Davion Smith, BVI News Journalist
Residents in Carrot Bay said they have reached wit’s end with the National Democratic Party (NDP) government.
They claimed government has done nothing to address the deplorable conditions of their roads; adding that children in the district are also being made to suffer at the hands of the Dr D Orlando Smith-led administration.
Ahead of today’s official start to the academic year for public primary students, disgruntled residents blasted government for erecting school tents at the Capoon’s Bay field, which they said is mosquito-infested.
The Ministry of Education set up tents for students living in and around Carrot Bay after the area’s two primary schools, Isabella Morris Primary and Leonora Delville Primary, were deemed unusable following the September hurricanes.
“Can’t some temporary fix be done to at least one of these schools to house these children? Two schools in the district and not one of them functioning and you have our little ones under tents in this rainy season – tents with mosquitos and flies. Come on. I don’t feel happy about it,” one female resident said during a community meeting last evening.
“It tells me when it comes to our children they don’t care. When it comes to our district, they don’t care. When it comes to the village of Carrot Bay they don’t care… We are constantly being neglected,” she added.
Residents said they were also fed up with the state of the North Shore Road which leads to Carrot Bay.

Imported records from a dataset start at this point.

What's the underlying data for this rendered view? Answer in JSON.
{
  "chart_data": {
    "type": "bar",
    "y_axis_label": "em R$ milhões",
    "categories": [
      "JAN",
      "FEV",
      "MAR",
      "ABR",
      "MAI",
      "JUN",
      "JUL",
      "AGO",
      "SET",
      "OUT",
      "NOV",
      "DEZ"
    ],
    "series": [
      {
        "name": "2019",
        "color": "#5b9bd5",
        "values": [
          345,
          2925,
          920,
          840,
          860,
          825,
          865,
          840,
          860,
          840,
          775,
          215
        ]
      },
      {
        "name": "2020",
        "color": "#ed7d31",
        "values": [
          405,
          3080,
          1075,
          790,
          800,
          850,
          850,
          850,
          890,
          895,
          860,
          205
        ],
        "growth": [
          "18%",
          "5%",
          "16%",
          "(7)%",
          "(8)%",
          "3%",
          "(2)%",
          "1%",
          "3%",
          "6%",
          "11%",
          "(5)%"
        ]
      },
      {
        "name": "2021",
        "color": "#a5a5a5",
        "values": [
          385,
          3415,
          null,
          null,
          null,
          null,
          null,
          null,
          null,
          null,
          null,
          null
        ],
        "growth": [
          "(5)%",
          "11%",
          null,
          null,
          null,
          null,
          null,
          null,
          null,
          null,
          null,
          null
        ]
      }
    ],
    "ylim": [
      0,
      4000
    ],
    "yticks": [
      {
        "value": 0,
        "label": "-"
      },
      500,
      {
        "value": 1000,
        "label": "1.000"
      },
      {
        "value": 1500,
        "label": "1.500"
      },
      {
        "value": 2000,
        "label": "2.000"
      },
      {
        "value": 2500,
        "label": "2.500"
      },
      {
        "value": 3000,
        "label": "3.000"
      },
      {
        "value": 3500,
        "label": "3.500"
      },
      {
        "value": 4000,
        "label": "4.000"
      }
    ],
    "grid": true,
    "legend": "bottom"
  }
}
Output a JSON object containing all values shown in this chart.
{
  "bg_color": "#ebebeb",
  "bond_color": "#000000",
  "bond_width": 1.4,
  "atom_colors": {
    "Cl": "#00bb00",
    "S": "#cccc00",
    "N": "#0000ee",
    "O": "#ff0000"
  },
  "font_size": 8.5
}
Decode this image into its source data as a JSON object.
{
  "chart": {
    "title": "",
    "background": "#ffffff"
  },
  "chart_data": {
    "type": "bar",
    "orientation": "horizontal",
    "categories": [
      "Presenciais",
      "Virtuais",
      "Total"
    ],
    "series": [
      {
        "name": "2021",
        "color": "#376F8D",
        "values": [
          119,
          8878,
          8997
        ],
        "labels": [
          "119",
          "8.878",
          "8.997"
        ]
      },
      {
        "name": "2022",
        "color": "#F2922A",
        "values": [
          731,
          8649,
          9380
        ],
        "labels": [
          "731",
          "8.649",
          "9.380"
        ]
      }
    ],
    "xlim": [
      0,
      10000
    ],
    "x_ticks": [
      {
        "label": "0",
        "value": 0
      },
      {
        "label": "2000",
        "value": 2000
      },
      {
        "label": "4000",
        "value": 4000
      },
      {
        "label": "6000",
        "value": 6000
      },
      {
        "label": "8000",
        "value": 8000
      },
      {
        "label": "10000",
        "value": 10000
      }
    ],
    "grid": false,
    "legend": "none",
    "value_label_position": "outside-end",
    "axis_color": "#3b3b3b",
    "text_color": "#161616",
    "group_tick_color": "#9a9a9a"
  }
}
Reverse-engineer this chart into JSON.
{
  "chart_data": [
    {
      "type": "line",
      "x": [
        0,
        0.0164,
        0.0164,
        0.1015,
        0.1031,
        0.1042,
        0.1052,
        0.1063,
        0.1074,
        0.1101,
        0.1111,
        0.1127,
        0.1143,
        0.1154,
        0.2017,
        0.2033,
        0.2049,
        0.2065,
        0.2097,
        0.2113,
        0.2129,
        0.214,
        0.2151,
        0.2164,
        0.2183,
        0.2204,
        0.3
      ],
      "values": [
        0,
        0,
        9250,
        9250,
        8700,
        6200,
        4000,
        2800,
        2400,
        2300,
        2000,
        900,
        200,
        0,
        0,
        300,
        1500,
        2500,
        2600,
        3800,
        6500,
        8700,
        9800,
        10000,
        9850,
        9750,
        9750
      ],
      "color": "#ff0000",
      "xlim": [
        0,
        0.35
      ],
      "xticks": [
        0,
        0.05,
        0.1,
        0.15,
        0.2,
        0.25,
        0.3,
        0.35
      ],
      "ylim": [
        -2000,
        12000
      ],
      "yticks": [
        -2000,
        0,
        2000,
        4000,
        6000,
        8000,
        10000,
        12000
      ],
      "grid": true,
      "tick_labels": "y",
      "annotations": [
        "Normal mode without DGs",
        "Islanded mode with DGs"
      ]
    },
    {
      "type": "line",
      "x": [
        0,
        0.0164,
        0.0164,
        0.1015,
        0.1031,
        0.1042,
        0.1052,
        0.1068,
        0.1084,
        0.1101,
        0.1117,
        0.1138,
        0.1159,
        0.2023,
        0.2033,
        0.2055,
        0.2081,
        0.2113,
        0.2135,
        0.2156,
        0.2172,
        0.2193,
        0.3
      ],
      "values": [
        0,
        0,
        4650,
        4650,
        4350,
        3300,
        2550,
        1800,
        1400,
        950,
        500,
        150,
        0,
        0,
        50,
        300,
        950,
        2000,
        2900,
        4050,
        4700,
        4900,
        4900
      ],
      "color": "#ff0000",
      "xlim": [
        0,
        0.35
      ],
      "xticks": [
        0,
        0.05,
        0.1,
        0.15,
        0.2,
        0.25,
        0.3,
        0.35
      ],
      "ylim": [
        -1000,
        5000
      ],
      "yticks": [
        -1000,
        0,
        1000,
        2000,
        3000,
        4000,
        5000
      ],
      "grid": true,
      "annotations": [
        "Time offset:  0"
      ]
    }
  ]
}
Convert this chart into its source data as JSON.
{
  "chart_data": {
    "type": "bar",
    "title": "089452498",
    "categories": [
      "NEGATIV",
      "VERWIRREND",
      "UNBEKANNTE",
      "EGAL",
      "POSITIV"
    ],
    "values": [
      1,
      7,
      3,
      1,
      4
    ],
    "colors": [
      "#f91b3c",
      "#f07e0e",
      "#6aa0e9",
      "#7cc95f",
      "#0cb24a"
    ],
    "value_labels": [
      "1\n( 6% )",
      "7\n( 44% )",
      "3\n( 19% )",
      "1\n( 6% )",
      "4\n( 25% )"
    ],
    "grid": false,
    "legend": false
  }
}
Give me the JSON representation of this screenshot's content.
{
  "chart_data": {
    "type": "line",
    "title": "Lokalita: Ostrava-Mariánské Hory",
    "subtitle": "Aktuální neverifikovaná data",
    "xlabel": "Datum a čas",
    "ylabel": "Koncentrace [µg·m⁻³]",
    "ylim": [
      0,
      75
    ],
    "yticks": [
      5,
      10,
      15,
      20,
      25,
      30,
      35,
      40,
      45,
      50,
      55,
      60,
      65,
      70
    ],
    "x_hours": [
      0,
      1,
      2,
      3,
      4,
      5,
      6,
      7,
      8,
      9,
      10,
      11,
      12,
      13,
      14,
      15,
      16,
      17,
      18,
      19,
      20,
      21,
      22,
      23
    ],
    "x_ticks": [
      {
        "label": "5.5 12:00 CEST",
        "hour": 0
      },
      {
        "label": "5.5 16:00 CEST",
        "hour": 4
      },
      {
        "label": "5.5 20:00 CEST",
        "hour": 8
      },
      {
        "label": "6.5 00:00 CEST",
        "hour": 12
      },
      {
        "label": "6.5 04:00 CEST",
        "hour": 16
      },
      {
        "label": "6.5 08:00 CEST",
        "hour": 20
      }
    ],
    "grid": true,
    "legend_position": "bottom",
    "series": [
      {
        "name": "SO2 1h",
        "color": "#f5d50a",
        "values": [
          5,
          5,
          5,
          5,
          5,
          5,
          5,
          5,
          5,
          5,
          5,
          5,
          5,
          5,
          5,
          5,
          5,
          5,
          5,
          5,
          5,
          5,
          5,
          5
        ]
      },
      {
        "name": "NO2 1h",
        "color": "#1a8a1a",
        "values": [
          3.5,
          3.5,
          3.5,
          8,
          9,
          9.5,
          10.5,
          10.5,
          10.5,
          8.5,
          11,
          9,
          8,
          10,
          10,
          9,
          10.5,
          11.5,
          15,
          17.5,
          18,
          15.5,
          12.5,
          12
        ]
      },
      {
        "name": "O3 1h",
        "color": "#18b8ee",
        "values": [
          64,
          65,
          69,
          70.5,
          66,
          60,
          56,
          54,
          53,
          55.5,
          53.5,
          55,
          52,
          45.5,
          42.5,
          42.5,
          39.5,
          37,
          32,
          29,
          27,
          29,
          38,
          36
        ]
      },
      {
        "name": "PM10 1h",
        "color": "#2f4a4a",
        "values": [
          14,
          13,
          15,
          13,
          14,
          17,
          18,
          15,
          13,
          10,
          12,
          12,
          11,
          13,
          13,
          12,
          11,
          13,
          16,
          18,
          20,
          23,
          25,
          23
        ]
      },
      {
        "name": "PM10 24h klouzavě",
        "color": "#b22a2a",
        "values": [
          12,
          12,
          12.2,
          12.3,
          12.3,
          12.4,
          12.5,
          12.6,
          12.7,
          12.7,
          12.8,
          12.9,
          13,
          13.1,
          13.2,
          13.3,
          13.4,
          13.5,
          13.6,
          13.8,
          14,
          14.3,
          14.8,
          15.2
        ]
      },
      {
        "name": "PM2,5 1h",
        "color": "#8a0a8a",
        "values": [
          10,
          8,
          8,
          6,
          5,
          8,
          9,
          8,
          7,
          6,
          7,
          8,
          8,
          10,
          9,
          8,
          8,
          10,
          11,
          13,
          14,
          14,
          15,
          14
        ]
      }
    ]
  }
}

The bumpy thoroughfare is riddled with potholes with at least one running about two feet deep.
Residents said the journey to the territory’s capital now takes twice as long.
“It takes about an hour to get to [Road] Town,” said one resident, while others chorused in agreement. They further questioned how visitors will access the community now that the territory is said to be open for tourism.
Community members went as far as to claim that government was deliberately ignoring Carrot Bay because it is being represented by Opposition Leader, Andrew Fahie.
Fahie said he now plans to take a more aggressive approach to have the issues in the district resolved.
“We understand that there is a money issue. But at the same time, too, certain essential services must be dealt with urgently – the road, how we dealing with the school matter, and different things,” he said.